Мария — дочь Терентия, хозяина мельницы и маслобойки; богатая невеста. Терентия еще пока не называют куркулем, пока еще дремлет на время усыпленный нэпом классовый инстинкт. Когда над куполом церкви гаснет последний зоревой свет и в школе меркнут окна, лишаясь золотого сияния, когда выкатывается на небо млечная луна, Терентий — ладонью с лопату — охорашивает сперва на голове жидкие волосы, затем окладистую бороду и садится на скамью перед гудящим самоваром.

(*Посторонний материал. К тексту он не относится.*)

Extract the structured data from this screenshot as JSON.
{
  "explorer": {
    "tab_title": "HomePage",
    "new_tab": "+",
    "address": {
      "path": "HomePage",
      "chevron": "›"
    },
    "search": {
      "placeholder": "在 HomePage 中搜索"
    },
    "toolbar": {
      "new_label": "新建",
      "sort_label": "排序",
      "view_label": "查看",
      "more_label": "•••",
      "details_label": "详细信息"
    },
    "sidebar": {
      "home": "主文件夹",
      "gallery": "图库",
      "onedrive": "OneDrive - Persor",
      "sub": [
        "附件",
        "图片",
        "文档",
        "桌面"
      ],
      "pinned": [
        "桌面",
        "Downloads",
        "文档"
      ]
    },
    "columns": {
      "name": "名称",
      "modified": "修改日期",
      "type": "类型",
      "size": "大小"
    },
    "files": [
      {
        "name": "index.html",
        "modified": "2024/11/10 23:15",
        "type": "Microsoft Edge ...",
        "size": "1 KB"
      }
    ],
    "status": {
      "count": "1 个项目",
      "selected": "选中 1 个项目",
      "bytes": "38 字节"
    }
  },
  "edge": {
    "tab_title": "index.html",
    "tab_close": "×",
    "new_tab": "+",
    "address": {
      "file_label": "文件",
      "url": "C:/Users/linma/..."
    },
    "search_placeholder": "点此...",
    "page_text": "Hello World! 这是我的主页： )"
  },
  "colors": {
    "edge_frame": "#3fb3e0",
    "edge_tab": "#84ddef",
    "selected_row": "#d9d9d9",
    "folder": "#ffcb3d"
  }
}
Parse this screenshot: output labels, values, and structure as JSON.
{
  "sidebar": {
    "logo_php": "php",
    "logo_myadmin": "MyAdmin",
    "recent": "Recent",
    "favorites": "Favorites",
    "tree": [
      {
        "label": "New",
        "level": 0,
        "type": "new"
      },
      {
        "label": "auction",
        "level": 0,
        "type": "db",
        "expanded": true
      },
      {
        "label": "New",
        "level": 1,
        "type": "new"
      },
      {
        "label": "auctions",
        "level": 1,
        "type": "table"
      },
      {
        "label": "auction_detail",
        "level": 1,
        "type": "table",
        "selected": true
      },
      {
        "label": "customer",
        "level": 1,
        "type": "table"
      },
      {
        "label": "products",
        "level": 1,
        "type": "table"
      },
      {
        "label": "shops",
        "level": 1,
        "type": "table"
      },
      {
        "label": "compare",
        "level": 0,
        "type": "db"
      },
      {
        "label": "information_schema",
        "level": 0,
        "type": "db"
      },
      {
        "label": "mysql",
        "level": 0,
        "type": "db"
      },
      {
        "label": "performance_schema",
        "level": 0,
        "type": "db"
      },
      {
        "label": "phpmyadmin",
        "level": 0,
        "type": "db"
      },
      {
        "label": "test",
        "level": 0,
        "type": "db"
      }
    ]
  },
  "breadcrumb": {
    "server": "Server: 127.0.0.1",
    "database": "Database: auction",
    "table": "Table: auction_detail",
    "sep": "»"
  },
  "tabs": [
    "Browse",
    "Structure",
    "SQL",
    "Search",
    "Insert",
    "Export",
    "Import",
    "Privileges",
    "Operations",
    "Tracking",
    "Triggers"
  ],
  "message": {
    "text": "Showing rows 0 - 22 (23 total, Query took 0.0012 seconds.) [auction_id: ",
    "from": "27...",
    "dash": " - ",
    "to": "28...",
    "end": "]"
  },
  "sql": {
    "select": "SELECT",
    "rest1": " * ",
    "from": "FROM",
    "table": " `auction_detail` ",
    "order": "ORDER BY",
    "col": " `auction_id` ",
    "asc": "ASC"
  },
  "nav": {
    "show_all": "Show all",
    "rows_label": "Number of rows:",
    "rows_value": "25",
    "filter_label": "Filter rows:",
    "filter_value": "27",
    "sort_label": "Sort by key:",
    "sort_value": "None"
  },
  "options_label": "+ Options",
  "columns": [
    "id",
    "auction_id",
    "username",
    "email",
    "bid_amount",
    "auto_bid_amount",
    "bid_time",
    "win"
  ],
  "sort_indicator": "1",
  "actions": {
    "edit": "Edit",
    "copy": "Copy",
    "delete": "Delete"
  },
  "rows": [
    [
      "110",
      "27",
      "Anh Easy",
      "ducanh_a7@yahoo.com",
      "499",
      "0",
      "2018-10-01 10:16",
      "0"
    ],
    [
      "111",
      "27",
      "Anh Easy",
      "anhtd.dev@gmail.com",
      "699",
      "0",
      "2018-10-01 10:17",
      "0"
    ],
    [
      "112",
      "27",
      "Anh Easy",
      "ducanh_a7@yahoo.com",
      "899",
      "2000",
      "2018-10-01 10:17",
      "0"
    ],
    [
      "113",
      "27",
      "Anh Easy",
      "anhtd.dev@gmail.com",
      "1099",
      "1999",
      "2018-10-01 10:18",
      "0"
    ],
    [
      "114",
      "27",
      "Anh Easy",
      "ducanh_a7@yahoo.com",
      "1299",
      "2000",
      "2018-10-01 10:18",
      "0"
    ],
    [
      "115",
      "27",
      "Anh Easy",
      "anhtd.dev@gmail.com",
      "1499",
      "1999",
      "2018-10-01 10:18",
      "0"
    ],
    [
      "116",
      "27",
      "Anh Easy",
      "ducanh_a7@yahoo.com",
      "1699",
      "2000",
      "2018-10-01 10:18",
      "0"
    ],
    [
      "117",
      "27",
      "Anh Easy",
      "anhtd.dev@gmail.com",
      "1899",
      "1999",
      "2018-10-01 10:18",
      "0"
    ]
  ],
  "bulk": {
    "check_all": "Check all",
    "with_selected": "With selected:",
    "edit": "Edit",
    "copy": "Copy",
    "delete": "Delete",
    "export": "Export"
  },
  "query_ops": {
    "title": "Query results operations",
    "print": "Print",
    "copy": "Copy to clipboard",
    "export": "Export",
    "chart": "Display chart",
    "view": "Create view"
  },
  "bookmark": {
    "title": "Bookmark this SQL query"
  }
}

Ему, неподвижному как идол, суетливо прислуживает чахоточная, со впалой грудью и черными губами, жена; робко жмется по углам стайка приживалок в одинаковых, темных как ночь платочках с ярко–красными розами и золотистыми листьями. Терентий женщин не замечает, пьет чай долго, обдумчиво, до седьмого пота. Хозяин дома мрачен и неразговорчив; только всегда праздничная и быстрая, как синекрылая ласточка, Мария может заставить Терентия поднять насупленные казацкие брови. Оттаявшим вдруг лицом он провожает дочь от стола до порога, от скрыни до вмазанного над печуркой зеркала. И разглаживаются тогда на лбу Терентия каменные черные морщины и в зеленых глазах светится задумчивая печаль.